Visite royale - Notre vrai roi
Bernard Descôteaux 30 juin 2011 Actualités en société
Le prince William et la duchesse Kate Middleton entreprennent aujourd'hui une visite de huit jours au Canada. Dans les provinces anglophones, on se réjouit de la venue de celui qui, un jour encore lointain, sera roi du Canada. La modernité qu'affiche ce jeune couple princier redynamisera l'image surannée projetée par la reine Elizabeth II, reine du Canada depuis 59 ans déjà. Au Québec, leur séjour suscite par contre une indifférence généralisée, quand ce n'est pas de la dérision ou de la contestation, inspirées par une relation historique avec la Couronne britannique qui n'a pas toujours été facile. On aimerait bien se débarrasser de ce symbole.
Se départir de la royauté n'est toutefois pas à l'ordre du jour, même si à chaque visite de la reine ou d'un membre de la famille royale quelques rares personnes soulèvent la question. Les Canadiens en forte majorité adhèrent à la présence d'Elizabeth II comme incarnation de l'autorité suprême du Canada et nos politiciens sont d'autant moins enclins à ouvrir un tel débat qu'ils sont les premiers à profiter du statu quo.
Abolir la royauté obligerait à mettre en place un véritable chef d'État qui serait bien entendu un Canadien qui devrait être élu. Pour ne pas bousculer notre système, cette élection ne serait pas faite au suffrage universel, peut-on penser, mais faite par le Parlement, c'est-à-dire par les députés et les sénateurs réunis en congrès. Cela donnerait au chef de l'État une légitimité et certainement plus de pouvoirs qu'en a actuellement le gouverneur général, qui représente la reine dans l'exercice de son rôle.
Si cela arrivait, cela ne manquerait pas d'affecter les pouvoirs du premier ministre qui, s'il n'est pas le chef de l'État en titre, l'est dans les faits. Le vrai roi du Canada, c'est lui. Ses pouvoirs sont énormes. Le premier ministre au Canada, comme dans les provinces canadiennes, n'est plus le primus inter pares, comme le veut la formule traditionnelle. Il n'est plus le premier entre des égaux au sein du Conseil des ministres. Il est le primus tout court, celui qui décide de tout et régit tout dans le gouvernement, ce qui conduit à une forme d'absolutisme qui se garde de dire son nom.
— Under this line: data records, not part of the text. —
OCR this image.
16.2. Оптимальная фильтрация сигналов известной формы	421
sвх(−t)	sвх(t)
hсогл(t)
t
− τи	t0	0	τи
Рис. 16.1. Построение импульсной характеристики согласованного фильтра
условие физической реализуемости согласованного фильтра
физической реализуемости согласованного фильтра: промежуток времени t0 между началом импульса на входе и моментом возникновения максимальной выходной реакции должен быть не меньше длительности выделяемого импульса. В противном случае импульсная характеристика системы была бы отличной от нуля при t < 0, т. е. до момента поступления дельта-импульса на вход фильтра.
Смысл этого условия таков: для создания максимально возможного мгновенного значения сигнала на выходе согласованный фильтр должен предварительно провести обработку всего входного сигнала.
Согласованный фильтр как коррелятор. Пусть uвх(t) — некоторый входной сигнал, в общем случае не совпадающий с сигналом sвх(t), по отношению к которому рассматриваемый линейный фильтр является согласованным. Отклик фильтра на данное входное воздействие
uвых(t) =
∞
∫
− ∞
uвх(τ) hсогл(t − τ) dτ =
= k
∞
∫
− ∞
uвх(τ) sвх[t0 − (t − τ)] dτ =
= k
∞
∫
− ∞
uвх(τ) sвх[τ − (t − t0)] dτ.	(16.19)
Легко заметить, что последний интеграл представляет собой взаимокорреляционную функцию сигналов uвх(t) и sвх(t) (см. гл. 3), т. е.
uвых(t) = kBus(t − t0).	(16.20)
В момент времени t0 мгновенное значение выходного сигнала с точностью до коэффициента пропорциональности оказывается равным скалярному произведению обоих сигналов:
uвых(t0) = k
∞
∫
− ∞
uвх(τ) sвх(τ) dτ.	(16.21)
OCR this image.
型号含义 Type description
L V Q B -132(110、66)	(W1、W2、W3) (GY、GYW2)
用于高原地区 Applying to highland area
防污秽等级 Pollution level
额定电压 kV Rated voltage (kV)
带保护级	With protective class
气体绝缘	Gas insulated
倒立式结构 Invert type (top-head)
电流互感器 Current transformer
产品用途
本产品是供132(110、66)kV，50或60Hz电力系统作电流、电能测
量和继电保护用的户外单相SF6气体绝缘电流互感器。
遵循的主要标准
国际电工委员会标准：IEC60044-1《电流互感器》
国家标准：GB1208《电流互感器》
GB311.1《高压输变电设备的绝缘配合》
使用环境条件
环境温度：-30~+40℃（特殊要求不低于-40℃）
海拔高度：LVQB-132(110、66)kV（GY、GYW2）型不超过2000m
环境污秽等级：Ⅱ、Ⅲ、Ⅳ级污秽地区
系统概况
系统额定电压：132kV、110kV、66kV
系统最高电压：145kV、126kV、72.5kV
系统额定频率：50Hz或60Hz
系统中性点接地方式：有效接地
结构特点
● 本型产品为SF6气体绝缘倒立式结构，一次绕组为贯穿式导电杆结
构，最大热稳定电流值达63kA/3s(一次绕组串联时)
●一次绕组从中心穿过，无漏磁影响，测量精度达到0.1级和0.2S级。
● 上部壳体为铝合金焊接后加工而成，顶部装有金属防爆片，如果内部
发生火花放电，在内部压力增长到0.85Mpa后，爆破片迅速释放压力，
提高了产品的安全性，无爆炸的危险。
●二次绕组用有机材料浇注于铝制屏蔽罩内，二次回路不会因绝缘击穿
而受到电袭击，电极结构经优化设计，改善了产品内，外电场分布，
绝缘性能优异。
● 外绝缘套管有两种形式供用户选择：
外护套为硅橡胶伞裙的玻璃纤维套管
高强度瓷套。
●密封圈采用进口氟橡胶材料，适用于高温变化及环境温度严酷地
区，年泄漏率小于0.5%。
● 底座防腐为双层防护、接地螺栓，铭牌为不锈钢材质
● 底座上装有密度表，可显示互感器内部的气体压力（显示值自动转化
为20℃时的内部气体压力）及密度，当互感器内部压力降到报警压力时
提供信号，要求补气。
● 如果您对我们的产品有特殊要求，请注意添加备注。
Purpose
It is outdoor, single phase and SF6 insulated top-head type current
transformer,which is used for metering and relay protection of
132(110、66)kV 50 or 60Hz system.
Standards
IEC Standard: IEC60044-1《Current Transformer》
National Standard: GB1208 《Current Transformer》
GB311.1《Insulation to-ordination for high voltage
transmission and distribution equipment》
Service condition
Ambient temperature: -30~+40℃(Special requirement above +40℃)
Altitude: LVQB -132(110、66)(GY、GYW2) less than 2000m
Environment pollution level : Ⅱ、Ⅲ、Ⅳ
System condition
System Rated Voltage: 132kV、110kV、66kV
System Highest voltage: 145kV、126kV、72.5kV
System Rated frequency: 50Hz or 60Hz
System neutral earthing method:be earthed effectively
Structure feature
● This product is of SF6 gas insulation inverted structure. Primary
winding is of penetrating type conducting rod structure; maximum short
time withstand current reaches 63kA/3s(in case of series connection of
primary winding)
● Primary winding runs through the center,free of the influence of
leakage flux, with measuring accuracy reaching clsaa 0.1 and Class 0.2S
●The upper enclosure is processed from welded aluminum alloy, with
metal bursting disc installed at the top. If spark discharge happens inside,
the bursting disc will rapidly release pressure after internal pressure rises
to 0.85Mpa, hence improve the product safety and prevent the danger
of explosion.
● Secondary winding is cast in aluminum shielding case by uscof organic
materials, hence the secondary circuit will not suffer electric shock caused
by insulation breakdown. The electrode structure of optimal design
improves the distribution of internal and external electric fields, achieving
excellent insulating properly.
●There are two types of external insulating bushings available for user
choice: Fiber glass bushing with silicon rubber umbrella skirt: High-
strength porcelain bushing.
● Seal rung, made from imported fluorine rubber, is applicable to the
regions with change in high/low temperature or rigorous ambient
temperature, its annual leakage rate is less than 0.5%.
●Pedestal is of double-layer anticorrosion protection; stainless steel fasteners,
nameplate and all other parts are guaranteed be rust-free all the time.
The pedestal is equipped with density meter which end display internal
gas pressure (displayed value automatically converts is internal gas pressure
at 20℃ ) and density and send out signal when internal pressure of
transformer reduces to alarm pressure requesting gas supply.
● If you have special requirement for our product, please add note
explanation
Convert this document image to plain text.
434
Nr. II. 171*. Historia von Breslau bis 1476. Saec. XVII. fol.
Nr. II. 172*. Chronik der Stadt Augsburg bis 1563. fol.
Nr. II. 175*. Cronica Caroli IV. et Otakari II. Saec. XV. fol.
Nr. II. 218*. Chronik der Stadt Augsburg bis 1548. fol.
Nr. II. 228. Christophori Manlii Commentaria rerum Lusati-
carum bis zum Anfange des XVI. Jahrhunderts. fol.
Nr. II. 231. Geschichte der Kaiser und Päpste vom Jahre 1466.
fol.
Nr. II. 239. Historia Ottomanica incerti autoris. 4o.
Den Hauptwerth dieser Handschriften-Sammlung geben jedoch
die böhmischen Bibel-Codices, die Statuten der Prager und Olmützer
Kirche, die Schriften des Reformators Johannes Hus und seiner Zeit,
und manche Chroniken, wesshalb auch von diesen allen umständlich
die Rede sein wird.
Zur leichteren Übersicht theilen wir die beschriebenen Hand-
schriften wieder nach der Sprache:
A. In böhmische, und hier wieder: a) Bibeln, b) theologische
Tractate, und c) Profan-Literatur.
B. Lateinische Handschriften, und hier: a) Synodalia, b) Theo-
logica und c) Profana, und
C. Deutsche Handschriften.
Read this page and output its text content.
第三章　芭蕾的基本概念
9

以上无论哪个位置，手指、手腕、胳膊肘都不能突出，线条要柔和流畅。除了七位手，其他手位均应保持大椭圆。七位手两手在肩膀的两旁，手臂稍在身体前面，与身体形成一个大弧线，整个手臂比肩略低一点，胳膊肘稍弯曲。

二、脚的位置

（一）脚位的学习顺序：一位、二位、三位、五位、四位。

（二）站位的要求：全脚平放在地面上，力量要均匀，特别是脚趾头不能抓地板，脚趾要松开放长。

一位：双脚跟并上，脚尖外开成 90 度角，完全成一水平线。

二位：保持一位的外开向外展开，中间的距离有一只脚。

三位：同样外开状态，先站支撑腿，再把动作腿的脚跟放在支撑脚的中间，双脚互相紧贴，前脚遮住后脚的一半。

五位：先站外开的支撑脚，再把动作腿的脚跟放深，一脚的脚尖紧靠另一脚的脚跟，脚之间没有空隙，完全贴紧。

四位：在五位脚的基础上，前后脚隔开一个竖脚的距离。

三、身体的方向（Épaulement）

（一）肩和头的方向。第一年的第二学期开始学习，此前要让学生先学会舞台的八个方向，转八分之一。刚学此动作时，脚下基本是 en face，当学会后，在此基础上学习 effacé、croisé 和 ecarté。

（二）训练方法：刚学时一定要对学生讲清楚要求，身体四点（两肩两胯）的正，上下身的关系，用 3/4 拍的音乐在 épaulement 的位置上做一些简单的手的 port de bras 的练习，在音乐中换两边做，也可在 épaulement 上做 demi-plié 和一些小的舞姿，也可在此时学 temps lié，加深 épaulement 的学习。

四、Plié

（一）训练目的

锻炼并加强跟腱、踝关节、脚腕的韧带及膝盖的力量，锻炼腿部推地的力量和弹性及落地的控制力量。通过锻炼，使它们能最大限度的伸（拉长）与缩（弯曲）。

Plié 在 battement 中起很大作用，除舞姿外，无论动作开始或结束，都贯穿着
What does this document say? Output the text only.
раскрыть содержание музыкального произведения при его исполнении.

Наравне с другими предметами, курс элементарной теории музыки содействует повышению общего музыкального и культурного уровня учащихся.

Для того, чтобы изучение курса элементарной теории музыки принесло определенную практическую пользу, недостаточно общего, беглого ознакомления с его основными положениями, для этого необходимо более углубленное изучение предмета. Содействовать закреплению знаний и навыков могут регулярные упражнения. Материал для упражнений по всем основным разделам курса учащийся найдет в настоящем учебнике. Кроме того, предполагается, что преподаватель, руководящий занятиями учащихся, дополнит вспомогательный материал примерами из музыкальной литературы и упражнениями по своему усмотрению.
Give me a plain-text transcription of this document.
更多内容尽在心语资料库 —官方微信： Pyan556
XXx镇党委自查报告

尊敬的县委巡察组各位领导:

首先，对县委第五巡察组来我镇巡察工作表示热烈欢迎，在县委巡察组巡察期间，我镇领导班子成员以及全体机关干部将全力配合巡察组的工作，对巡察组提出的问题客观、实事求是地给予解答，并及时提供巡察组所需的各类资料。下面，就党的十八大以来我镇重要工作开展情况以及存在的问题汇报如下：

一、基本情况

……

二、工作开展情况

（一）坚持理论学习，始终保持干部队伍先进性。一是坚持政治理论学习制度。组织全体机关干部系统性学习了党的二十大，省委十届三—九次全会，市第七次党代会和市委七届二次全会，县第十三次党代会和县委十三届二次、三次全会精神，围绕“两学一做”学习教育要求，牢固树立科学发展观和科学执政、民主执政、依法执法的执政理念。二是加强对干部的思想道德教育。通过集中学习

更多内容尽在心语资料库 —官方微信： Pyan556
Cela est encore plus vrai depuis que Stephen Harper est devenu premier ministre en 2006. Les ministres n'ont plus d'autonomie. Ils doivent faire approuver le moindre de leurs gestes par le «PMO», le Prime Minister's Office où tout se décide. Stephen Harper s'attribue même des rôles ministériels, comme il vient de le faire en prenant la présidence du Comité permanent sur la sécurité nationale qu'il vient de créer. Quant au Parlement, il est sous ses ordres maintenant qu'il est majoritaire tant à la Chambre des communes qu'au Sénat.
D'avoir un roi ou une reine d'opérette au-dessus de lui convient parfaitement à Stephen Harper. Cela l'assure de pouvoir gouverner en toute quiétude. Alors quand la famille royale s'amène au pays, aussi bien l'accueillir avec pompe, histoire de bien entretenir le mythe.